Dr. Haider Manzar (MBBS, BSc (Hons), PGCert (MedEd), AKC)
Southend University Hospital NHS Foundation Trust, Essex, UK
Background
Iris implants are used in the repair of defects secondary to trauma, congenital abnormalities or complicated surgery (Brown et al., 2005). Traditional iris implants that are commonly available are rigid, requiring large incisions with associated risks of scarring, astigmatism, infection and poor healing (Thiagalingam et al., 2008). Furthermore, they do not replicate the patient’s natural eye colour and are therefore less desirable from a cosmetic point of view. Custom made iris implants are now growingly available and provide an exciting alternative.
Case Report
A 60-year-old gentleman who works as an electrician presented with blunt trauma sustained at work to his right eye. This resulted in vitreous prolapse into the anterior chamber, high intraocular pressure (IOP) >50mmHg and traumatic mydriasis. He underwent pars plana vitrectomy (PPV) to lower the IOP but developed subsequent retinal detachment, needing further PPV, cryo and gas. He then developed cataract, requiring phacoemulsification with the help of a capsular tension device to stabilise the capsular bag. The intraocular lens (IOL) was successfully implanted with a good outcome. There was, however, continuing discomfort due to the traumatic mydriasis. Damage to the iris sphincter resulted in a fixed dilated pupil, causing severe photophobia. The patient was not happy to have a masking contact lens or rigid iris implant and ultimately decided on an ArtificialIris implant (Human Optics®).
Outcome
Given the patient’s occupation, a contact lens was not tolerable and he opted against a rigid implant due to poor cosmesis.

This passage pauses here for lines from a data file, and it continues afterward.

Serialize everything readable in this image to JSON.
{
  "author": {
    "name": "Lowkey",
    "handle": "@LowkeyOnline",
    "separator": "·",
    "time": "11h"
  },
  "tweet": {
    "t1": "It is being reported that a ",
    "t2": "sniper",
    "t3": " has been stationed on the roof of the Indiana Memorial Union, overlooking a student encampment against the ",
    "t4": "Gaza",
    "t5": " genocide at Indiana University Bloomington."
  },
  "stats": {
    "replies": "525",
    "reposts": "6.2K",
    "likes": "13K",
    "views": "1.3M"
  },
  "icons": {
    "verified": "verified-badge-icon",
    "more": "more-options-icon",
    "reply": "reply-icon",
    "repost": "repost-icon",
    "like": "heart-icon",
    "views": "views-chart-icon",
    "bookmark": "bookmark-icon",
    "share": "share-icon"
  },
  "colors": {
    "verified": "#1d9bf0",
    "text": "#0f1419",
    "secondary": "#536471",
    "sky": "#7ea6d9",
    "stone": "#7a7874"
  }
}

The traumatic mydriasis can be clearly seen in figure 1, with figure 2 showing the eye after insertion of the iris implant. The patient’s original eye colour has been replicated very well, giving him excellent post-operative satisfaction.
Discussion
Post-operative visual acuity was 6/6 (LogMAR 0) as well as an excellent aesthetic result. Most implants are made of flexible silicon and hand crafted to match the fellow eye (Mayer et al., 2016). Furthermore, unlike the traditional rigid implants, they are easy to insert given their flexible nature. This allows for a smaller incision, quicker recovery and it is also a reversible procedure. The reversibility of the implant is important, as there have been cases of adverse effects requiring explantation (Thiagalingam et al., 2008). Still a relatively new procedure, more research is needed on its safety as one can develop uveitis, corneal decompensation and ocular hypertension (Thiagalingam et al., 2008). It is therefore important to ensure that the procedure is medically indicated with the benefits outweighing the risks, as was the case with the patient in this report. Cosmetic iris implants may carry greater risk of complication, as patients require surgery on both eyes. The use of artificial iris implants such as the one used here has been particularly useful in cases of aniridia secondary to penetrating ocular trauma (Brown et al., 2005).
Disclaimers: The authors have no financial interest. Consent gained from patient for publication of images.
References
Brown, M. J., Hardten, D. R., & Knish, K. (2005). Use of the artificial iris implant in patients with aniridia. Optometry-Journal of the American Optometric Association, 76(3), 157-164.
Mayer, C. S., Reznicek, L., & Hoffmann, A. E. (2016). Pupillary reconstruction and outcome after artificial iris implantation. Ophthalmology, 123(5), 1011-1018.
Thiagalingam, S., Tarongoy, P., Hamrah, P., Lobo, A. M., Nagao, K., Barsam, C., Bellows, R & Pineda, R. (2008). Complications of cosmetic iris implants. Journal of Cataract & Refractive Surgery, 34(7), 1222-1224.